Rose Marie Lewis

Lewis—Rose Marie Lewis, 85, on May 28, 2019. Rose was born on January 17, 1934, on a homestead near Ontario, Ore. As a girl, she spent time there and in Coos Bay, Ore., a coastal logging town with a population of Native Americans. Many lifelong habits—thrift, industry, neighborliness, self-sufficiency—emerged directly out of this small-town pioneer living. She attended University of California, Berkeley, where she met and was influenced by the mystic theologian Howard Thurman, the cofounder of the interracial, interdenominational Church for the Fellowship of All Peoples, in San Francisco, Calif. She upheld this vision of racial cooperation and harmony her whole life. She traveled in Europe, hitchhiking and visiting different communities, looking, as she used to say, “for Shangri-La, the place where people had it all figured out.”

In 1966, under the care of Berkeley (Calif.) Meeting, she married Richard Lewis, whose Quaker ancestors had settled in Pennsylvania in William Penn’s time. Raised in Pasadena, Calif., he was studying for a doctorate in Far Eastern studies focusing on Japan. They directed the American Friends Service Committee (AFSC) East Asia workcamp program in Japan and Korea, and later bought a small farm near Brooks, Ore., to practice permaculture. In 1982, during the U.S.-supported genocide of Guatemalan native communities, they went to Guatemala and adopted two orphan girls, Ana del Carmen and Marta Beatriz. “That was when I really started to learn about racism,” Rose said later, “from my daughters.” Also in 1982 she asked Salem (Ore.) Meeting to sponsor a peace vigil (that continues today).

She and Dick started a local branch of Alternatives to Violence Project and led workshops in the prisons and in the community. In 1992 she founded an annual Human Rights Day event called Salem Speaks Up! where community members could speak about discrimination experienced or witnessed in the past year. She also started a Quaker worship group in Oregon State Penitentiary; cofounded Salem-Keizer Coalition for Equality to advocate for Latino youth; served on the Peace Plaza board, the Peace Lecture committee, and the Fellowship of Reconciliation (FOR) national board; helped create and sustain the Salem FOR Fourth Sunday at 4 p.m. potlucks; and was active with the NAACP, the League of Women Voters, Friends Committee on National Legislation, and AFSC.

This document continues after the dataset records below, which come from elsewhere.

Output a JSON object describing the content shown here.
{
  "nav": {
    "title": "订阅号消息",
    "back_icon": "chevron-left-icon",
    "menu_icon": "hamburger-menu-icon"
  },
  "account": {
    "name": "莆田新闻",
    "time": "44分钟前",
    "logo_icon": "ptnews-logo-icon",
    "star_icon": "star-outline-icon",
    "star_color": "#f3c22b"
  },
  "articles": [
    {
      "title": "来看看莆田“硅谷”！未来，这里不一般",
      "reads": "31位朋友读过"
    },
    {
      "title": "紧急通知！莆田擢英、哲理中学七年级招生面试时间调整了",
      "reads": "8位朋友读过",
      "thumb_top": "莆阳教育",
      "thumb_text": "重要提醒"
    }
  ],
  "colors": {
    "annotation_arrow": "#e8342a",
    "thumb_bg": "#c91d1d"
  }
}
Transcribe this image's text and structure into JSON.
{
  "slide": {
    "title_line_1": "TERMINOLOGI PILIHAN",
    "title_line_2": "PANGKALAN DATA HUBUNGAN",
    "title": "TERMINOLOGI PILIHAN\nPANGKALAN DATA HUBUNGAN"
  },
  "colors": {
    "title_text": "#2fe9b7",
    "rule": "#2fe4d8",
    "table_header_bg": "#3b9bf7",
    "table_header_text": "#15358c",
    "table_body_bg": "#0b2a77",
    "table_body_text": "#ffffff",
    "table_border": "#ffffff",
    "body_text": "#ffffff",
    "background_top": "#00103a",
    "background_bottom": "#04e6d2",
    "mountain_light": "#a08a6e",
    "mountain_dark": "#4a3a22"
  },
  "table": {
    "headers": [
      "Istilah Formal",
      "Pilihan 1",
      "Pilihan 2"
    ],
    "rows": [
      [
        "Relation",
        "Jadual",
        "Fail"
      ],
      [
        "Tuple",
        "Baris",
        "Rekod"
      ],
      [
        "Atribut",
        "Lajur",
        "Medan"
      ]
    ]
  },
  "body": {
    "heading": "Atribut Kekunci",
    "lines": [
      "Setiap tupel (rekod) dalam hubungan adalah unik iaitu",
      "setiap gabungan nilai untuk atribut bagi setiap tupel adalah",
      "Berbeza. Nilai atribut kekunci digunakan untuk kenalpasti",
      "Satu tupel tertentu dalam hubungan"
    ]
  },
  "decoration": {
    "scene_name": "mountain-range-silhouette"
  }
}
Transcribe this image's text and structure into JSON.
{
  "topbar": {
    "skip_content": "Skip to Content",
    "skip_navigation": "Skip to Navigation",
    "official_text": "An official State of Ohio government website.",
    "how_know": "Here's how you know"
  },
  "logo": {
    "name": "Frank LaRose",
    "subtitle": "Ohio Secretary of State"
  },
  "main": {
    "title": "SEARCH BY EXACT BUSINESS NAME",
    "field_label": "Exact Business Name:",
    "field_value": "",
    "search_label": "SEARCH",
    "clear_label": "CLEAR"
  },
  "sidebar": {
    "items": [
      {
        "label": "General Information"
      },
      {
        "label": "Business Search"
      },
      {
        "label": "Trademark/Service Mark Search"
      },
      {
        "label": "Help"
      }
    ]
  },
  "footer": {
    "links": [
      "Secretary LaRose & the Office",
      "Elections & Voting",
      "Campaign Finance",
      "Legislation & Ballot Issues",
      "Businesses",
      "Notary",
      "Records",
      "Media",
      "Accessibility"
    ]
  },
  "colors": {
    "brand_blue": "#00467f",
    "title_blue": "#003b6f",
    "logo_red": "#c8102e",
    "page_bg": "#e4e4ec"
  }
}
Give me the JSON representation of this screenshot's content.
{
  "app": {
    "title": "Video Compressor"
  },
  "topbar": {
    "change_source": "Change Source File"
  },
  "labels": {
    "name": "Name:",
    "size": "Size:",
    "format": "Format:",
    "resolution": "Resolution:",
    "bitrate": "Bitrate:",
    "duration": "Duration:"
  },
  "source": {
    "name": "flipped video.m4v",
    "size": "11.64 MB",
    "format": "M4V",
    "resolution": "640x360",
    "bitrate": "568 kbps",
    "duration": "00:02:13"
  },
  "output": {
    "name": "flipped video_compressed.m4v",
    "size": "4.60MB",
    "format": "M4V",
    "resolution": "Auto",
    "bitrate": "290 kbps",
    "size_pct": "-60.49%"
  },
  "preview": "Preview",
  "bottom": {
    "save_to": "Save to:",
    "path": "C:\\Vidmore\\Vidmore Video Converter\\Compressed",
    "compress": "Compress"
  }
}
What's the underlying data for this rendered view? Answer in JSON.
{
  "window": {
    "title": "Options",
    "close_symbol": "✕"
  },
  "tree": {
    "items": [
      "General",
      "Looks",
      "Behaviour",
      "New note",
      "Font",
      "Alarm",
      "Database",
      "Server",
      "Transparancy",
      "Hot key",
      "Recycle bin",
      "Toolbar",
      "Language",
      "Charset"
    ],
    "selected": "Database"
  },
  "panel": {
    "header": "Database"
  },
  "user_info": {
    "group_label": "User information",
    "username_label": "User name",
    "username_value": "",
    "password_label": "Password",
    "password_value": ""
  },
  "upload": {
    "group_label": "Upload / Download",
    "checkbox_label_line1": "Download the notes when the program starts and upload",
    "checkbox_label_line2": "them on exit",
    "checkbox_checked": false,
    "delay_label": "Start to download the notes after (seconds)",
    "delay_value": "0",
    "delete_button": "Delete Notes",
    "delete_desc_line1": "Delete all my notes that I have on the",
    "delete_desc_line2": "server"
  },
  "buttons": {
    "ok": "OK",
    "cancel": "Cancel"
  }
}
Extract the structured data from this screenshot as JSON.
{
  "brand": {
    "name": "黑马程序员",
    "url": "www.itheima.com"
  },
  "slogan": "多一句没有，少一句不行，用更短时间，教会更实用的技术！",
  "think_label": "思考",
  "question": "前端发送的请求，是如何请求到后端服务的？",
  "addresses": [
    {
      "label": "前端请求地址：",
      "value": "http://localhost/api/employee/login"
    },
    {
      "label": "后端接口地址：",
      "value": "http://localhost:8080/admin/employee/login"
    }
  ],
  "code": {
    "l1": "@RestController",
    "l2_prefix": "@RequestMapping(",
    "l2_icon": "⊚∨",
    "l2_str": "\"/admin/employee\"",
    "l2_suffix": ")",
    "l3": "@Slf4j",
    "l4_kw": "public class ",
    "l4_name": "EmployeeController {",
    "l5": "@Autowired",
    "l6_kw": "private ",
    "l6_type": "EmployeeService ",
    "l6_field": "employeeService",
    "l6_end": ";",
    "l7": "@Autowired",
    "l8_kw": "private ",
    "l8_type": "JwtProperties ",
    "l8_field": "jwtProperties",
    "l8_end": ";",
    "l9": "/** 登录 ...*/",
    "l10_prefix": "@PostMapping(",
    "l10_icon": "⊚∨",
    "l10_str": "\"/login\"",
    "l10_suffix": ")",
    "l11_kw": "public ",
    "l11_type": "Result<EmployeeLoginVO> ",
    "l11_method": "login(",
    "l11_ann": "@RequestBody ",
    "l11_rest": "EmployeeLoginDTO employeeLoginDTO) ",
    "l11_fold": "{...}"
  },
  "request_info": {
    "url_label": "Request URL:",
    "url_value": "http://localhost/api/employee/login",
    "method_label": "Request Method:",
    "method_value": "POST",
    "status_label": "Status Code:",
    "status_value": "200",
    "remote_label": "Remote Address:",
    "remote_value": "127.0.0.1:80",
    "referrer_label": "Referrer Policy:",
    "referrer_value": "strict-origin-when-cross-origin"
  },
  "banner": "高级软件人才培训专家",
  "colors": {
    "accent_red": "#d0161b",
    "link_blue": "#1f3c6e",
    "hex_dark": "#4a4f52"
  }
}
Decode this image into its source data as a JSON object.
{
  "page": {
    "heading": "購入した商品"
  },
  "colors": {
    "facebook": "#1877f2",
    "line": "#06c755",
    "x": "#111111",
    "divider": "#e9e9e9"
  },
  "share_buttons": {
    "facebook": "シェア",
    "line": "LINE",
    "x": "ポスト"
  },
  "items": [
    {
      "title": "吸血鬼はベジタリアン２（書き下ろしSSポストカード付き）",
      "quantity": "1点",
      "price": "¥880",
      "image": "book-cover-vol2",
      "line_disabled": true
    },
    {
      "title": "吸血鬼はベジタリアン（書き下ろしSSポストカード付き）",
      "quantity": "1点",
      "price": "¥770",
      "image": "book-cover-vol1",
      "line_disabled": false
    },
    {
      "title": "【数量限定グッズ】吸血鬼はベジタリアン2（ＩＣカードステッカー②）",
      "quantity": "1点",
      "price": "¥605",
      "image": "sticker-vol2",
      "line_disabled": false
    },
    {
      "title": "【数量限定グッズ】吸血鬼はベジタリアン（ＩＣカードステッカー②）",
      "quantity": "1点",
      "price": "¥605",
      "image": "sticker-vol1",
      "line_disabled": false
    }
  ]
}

After the girls were grown, she and Dick taught in China for two years and traveled extensively through Africa and South America: visiting a peace community in Colombia; serving as delegates at an international reconciliation conference in Rwanda; renewing friendships; and making new ones.

When an African Methodist Episcopal Zion church in Salem was burned down, she and other local people found a place for church members to meet while it found funds for a new building. Fearless, kind, persistent, and indefatigable in her advocacy, she invited people to her home, acted as a mentor, and kept in contact with social justice advocates nationally and internationally. She was a devoted mother and a thoughtful neighbor, hosting annual potlucks and holiday parties in her home. Children and adults remember her punch, her Easter bunny cake, and Christmas sing-alongs with Dick at the piano. She edited EastWest Journal for 30 years; wrote a 150-page biography manuscript of Floyd Schmoe, the founder of Houses for Hiroshima; and shared her humor and love of fun by writing and singing songs with the Awesome Aunties. She spent her life trying to make sure that all of us have a place at the table.

Rose is survived by her children, Ana Lewis and Marta Weiss; and one grandchild.